Di solito, agli alleati gli USA chiedono con vigore l’adesione alla loro politica estera, faccio due esempi: Iran e Russia. E’ stato motivo di frizione al Cpac?

«Non lo sarebbe se l’Europa riuscisse a definire un proprio perimetro di azione per mettersi in gioco fra le tre super-power partendo dall’assunto che il Covid ha cambiato completamente lo scenario. Ma ci vuole una politica estera, la volontà di essere attori e non comprimari, non la ricerca di un compromesso fra 27 politiche estere diverse. Dal Venezuela in giù è un florilegio di distinguo…questo non ci dà forza nel dialogo transatlantico».

E’ stato difficile spiegare le ragioni di un governo con gli ex comunisti?

«No. L’ambiente era conservatore ma sufficientemente pragmatico per capire che a noi veniva chiesto di dare una risposta immediata a due problemi enormi: la campagna vaccinale  e la strategia sulla montagna di debito che ci portiamo in casa col Recovery plan. Ho trovato interlocutori attenti e d’accordo sul fatto che è meglio cercare di dettare un’agenda piuttosto che sparare nella chiglia».

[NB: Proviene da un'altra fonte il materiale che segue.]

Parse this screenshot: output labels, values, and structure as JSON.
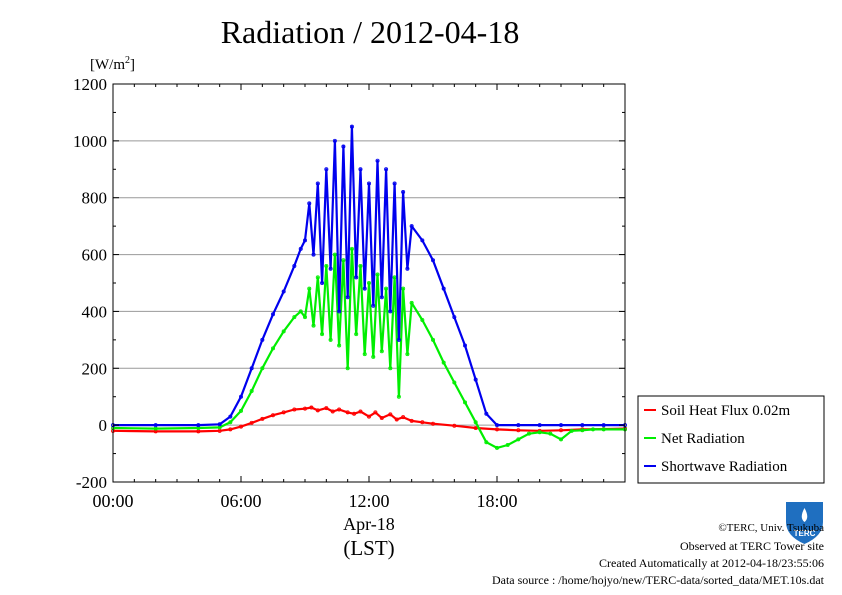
{
  "chart_data": {
    "type": "line",
    "title": "Radiation / 2012-04-18",
    "ylabel": "W/m",
    "ylabel_sup": "2",
    "ylim": [
      -200,
      1200
    ],
    "yticks": [
      -200,
      0,
      200,
      400,
      600,
      800,
      1000,
      1200
    ],
    "ytick_labels": [
      "-200",
      "0",
      "200",
      "400",
      "600",
      "800",
      "1000",
      "1200"
    ],
    "xlim": [
      0,
      24
    ],
    "xticks": [
      0,
      6,
      12,
      18
    ],
    "xtick_labels": [
      "00:00",
      "06:00",
      "12:00",
      "18:00"
    ],
    "xlabel_date": "Apr-18",
    "xlabel": "(LST)",
    "grid": "horizontal",
    "legend_position": "bottom-right",
    "series": [
      {
        "name": "Soil Heat Flux 0.02m",
        "color": "#ff0000",
        "x": [
          0,
          2,
          4,
          5,
          5.5,
          6,
          6.5,
          7,
          7.5,
          8,
          8.5,
          9,
          9.3,
          9.6,
          10,
          10.3,
          10.6,
          11,
          11.3,
          11.6,
          12,
          12.3,
          12.6,
          13,
          13.3,
          13.6,
          14,
          14.5,
          15,
          16,
          17,
          18,
          19,
          20,
          21,
          22,
          23,
          24
        ],
        "y": [
          -20,
          -22,
          -22,
          -20,
          -15,
          -5,
          8,
          22,
          35,
          45,
          55,
          58,
          62,
          52,
          60,
          48,
          55,
          45,
          40,
          48,
          30,
          45,
          25,
          38,
          20,
          28,
          15,
          10,
          5,
          -2,
          -10,
          -15,
          -18,
          -20,
          -18,
          -15,
          -14,
          -12
        ]
      },
      {
        "name": "Net Radiation",
        "color": "#00ee00",
        "x": [
          0,
          2,
          4,
          5,
          5.5,
          6,
          6.5,
          7,
          7.5,
          8,
          8.5,
          8.8,
          9,
          9.2,
          9.4,
          9.6,
          9.8,
          10,
          10.2,
          10.4,
          10.6,
          10.8,
          11,
          11.2,
          11.4,
          11.6,
          11.8,
          12,
          12.2,
          12.4,
          12.6,
          12.8,
          13,
          13.2,
          13.4,
          13.6,
          13.8,
          14,
          14.5,
          15,
          15.5,
          16,
          16.5,
          17,
          17.5,
          18,
          18.5,
          19,
          19.5,
          20,
          20.5,
          21,
          21.5,
          22,
          22.5,
          23,
          24
        ],
        "y": [
          -10,
          -12,
          -10,
          -8,
          10,
          50,
          120,
          200,
          270,
          330,
          380,
          400,
          380,
          480,
          350,
          520,
          320,
          560,
          300,
          600,
          280,
          580,
          200,
          620,
          320,
          560,
          250,
          500,
          240,
          530,
          260,
          480,
          200,
          520,
          100,
          480,
          250,
          430,
          370,
          300,
          220,
          150,
          80,
          10,
          -60,
          -80,
          -70,
          -50,
          -30,
          -25,
          -30,
          -50,
          -20,
          -18,
          -15,
          -15,
          -15
        ]
      },
      {
        "name": "Shortwave Radiation",
        "color": "#0000ee",
        "x": [
          0,
          2,
          4,
          5,
          5.5,
          6,
          6.5,
          7,
          7.5,
          8,
          8.5,
          8.8,
          9,
          9.2,
          9.4,
          9.6,
          9.8,
          10,
          10.2,
          10.4,
          10.6,
          10.8,
          11,
          11.2,
          11.4,
          11.6,
          11.8,
          12,
          12.2,
          12.4,
          12.6,
          12.8,
          13,
          13.2,
          13.4,
          13.6,
          13.8,
          14,
          14.5,
          15,
          15.5,
          16,
          16.5,
          17,
          17.5,
          18,
          19,
          20,
          21,
          22,
          23,
          24
        ],
        "y": [
          0,
          0,
          0,
          3,
          30,
          100,
          200,
          300,
          390,
          470,
          560,
          620,
          650,
          780,
          600,
          850,
          500,
          900,
          550,
          1000,
          400,
          980,
          450,
          1050,
          520,
          900,
          480,
          850,
          420,
          930,
          450,
          900,
          400,
          850,
          300,
          820,
          550,
          700,
          650,
          580,
          480,
          380,
          280,
          160,
          40,
          0,
          0,
          0,
          0,
          0,
          0,
          0
        ]
      }
    ]
  },
  "footer": {
    "credit": "©TERC, Univ. Tsukuba",
    "site": "Observed at TERC Tower site",
    "created": "Created Automatically at 2012-04-18/23:55:06",
    "source": "Data source : /home/hojyo/new/TERC-data/sorted_data/MET.10s.dat"
  },
  "logo": {
    "text": "TERC",
    "color": "#1f6fc0"
  }
}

Questo è un viatico per una Lega egemone nel Centrodestra italiano?

«La premessa è semplice: ci sono strategie per cercare di vincere le elezioni e strategie per cercare di governare i fenomeni. Noi crediamo di essere una forza di governo, con una salda esperienza amministrativa dai risultati ben visibili. Questo comporta delle responsabilità in più. Certo, l’attuale è un governo di unità nazionale dove non si può imporre una linea tout-court. Possiamo lavorare, però, perché il risultato per gli Italiani sia migliore. E sarà proprio questo risultato ad essere valutato dagli elettori».